At this point, I would shoot straight with him. Everything that you describe will only get worse as his body is under constant stress. Let's add the fact that there is stress that you don't see. The heart is stressed as is the circulatory system when blood sugars are high. The kidneys are stressed.

He needs to take a hard look at his priorities. Once you get in the habit of taking care of yourself it becomes exactly that... A habit. Good luck to both of you

jtu91952
09-28-2004, 09:48 PM
I totally agree with Mindy. I was that person with the high sugars for yrs. I was in denial for the first five yrs and then for five more yrs i just didn't care. Two yrs ago i became aggressive in my own diabetic care. I try to walk 3 to 5 miles per day, strict high fiber diet and take my meds on time.

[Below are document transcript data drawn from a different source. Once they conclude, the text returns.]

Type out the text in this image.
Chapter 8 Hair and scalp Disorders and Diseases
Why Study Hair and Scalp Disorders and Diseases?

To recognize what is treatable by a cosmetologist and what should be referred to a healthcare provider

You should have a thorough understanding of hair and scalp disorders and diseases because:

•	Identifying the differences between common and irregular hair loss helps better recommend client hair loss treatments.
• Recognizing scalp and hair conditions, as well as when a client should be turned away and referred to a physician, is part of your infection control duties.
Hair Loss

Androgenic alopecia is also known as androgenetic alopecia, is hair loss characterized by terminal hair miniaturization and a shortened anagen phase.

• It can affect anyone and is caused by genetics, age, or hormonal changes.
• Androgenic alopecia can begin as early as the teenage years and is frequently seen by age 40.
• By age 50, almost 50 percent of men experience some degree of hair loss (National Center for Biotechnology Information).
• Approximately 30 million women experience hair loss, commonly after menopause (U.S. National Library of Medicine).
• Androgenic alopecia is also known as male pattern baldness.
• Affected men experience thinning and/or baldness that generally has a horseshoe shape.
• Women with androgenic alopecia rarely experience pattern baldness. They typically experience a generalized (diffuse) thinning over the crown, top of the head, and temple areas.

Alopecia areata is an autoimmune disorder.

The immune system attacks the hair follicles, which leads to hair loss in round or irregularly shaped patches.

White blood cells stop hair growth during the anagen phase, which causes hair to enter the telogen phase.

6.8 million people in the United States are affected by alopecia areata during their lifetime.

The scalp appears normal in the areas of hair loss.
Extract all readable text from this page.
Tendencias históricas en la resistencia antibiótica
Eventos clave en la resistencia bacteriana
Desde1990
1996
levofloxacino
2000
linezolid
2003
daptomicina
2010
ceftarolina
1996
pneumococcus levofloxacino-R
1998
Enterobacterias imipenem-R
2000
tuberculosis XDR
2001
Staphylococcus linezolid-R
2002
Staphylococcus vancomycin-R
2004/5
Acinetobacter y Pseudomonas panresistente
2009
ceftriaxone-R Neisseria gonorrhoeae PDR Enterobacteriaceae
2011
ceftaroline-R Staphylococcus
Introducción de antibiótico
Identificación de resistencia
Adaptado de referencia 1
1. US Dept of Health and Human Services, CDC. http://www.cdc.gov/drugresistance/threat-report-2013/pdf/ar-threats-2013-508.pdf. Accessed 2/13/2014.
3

Because of my carelessness, i have suffered with circulatory problems and hpb and had two heart attacks. I am now taking this very seriously. I no longer have high glucose readings.

SamQKitty
09-28-2004, 10:11 PM
Ditto everything Mindy said. I'm also curious as to why his doctor "didn't want to keep him on shots." Are you sure it was the doctor and not your husband who didn't want the shots? If it was the doctor, and he knows how high your husband's blood sugars are running (and he should!), then I would find another doctor immediately.

Your husband should be seeing an endocrinologist, and he should probably have a c-peptide test done, even if he had one when first diagnosed. It's possible that he's a type 1 1/2, which is basically a slow-onset Type 1, and if so, the only thing that will control his blood glucose will be insulin. Even if he's a T2, at this point the illness has probably advanced to the stage where he needs insulin.

I believe I read somewhere that some (not necessarily all) of the complications he's experiencing might be partly reversed if he gets his blood sugar under control and keeps it there.

Ruth

Mark Munday
09-29-2004, 12:29 AM
I'm with Ruth on this. It is imperative that blood sugars are brought down into an acceptable range. Those very high blood sugars are doing enormous damage, much of which is not neccessary. With blood sugars like you describe, the medication is clearly not working.

The problem with drugs like metaglip is that they steadily flog the pancreas to death. And if he continues to use them, your husband will probably have to start taking shots anyway. The best way to to preserve whatever pancreas function is left, is to take some of the strain off it by at least starting on a basal insulin like Lantus.